Leidt ambtshalve toetsing tot een ander oordeel?8. Los van de door eiser aangevoerde gronden, ziet de rechtbank in de door de staatssecretaris en eiser verstrekte gegevens geen grond om te komen tot het oordeel dat aan de rechtmatigheidsvoorwaarden voor deze maatregel niet is voldaan. [3]

Conclusie en gevolgen

9.. Het beroep is ongegrond. Daarom wordt ook het verzoek om schadevergoeding afgewezen. Voor een proceskostenveroordeling bestaat geen aanleiding.

Beslissing

De rechtbank:
- verklaart het beroep ongegrond;
- wijst het verzoek om schadevergoeding af.
Deze uitspraak is gedaan door mr.
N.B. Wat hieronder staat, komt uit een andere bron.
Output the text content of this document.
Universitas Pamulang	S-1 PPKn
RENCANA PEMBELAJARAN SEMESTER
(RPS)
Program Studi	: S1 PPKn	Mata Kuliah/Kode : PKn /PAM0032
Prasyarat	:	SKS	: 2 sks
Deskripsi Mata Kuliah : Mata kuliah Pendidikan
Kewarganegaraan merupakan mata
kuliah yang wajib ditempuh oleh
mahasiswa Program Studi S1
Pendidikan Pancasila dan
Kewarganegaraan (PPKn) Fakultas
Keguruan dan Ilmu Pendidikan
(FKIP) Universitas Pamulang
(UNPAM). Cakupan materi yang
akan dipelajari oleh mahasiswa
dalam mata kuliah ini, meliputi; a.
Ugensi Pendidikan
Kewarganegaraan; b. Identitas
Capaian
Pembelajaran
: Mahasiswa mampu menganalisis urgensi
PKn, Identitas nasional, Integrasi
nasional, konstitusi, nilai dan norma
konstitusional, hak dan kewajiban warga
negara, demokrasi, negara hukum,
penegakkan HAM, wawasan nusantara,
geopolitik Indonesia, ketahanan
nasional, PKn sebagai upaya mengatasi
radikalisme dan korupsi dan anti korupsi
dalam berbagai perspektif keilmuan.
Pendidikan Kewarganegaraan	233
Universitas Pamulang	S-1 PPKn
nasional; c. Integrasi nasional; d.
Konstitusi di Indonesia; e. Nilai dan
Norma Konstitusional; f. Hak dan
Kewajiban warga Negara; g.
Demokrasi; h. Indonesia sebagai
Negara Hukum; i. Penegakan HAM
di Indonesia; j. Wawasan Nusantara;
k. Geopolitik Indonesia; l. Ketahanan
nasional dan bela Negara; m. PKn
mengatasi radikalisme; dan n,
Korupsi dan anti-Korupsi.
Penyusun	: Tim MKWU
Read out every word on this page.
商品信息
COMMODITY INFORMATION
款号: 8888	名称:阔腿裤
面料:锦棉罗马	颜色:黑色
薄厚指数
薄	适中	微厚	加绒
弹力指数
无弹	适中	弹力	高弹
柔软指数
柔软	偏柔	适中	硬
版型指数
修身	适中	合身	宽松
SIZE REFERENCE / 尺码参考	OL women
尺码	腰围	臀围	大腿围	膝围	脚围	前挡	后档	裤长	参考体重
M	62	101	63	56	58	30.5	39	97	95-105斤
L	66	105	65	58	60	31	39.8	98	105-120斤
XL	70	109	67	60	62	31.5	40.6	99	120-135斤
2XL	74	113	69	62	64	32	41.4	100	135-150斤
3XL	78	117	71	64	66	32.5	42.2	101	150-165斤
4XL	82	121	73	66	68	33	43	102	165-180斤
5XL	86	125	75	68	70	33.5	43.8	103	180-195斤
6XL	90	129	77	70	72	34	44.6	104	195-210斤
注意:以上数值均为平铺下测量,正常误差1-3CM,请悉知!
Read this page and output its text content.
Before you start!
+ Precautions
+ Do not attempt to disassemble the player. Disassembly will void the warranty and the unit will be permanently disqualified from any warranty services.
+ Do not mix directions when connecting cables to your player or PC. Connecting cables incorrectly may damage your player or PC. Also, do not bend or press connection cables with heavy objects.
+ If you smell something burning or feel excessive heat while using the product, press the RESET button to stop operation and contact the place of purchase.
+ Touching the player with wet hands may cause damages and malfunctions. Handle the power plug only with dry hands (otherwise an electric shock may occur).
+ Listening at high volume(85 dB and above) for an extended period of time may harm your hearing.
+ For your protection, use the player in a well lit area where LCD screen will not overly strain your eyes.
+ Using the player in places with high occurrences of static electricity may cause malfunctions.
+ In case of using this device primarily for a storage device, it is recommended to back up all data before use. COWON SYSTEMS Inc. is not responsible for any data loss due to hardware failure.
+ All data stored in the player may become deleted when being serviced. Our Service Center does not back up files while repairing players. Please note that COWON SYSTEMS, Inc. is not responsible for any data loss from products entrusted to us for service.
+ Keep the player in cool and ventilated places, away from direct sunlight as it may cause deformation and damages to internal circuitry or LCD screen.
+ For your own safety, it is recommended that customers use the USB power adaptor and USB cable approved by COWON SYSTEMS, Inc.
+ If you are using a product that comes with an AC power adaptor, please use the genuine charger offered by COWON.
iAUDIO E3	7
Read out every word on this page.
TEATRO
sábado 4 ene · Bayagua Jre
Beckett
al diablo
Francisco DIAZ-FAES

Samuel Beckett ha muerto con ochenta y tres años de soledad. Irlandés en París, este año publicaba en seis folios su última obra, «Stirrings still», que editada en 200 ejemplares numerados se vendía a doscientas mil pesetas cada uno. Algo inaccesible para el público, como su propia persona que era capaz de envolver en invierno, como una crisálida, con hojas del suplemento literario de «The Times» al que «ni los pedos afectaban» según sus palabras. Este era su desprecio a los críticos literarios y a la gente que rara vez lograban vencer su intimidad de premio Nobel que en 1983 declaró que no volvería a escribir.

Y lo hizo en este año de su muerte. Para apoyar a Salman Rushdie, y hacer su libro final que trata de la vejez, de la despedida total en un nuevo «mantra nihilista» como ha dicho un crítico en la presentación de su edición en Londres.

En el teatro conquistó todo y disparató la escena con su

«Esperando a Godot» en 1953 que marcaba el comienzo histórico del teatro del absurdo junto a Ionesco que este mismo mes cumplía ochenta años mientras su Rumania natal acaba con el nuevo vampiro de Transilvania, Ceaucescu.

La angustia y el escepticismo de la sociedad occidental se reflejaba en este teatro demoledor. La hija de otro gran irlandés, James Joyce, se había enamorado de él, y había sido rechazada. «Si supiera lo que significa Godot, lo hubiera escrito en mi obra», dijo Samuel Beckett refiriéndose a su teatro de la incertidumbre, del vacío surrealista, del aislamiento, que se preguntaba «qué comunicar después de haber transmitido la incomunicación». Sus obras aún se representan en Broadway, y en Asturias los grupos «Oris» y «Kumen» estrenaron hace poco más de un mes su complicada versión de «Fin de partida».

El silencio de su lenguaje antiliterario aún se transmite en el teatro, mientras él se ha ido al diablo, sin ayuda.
A.S. Gaastra, rechter, in aanwezigheid van
mr.S.M. Hampsink, griffier.
De uitspraak is uitgesproken in het openbaar en bekendgemaakt op:
Rechtsmiddel
Tegen deze uitspraak kan hoger beroep worden ingesteld bij de Afdeling bestuursrechtspraak van de Raad van State binnen één week na de dag van bekendmaking.

Voetnoten

1.In het bijzonder artikel 5.1b, eerste, derde en vierde lid, van het Vb 2000.
2.Zie ook ABRvS 19 oktober 2016, ECLI:NL:RVS:2016:2852.
3.Vergelijk de uitspraak van de ABRvS van 26 juli 2023, ECLI:NL:RVS:2023:2829.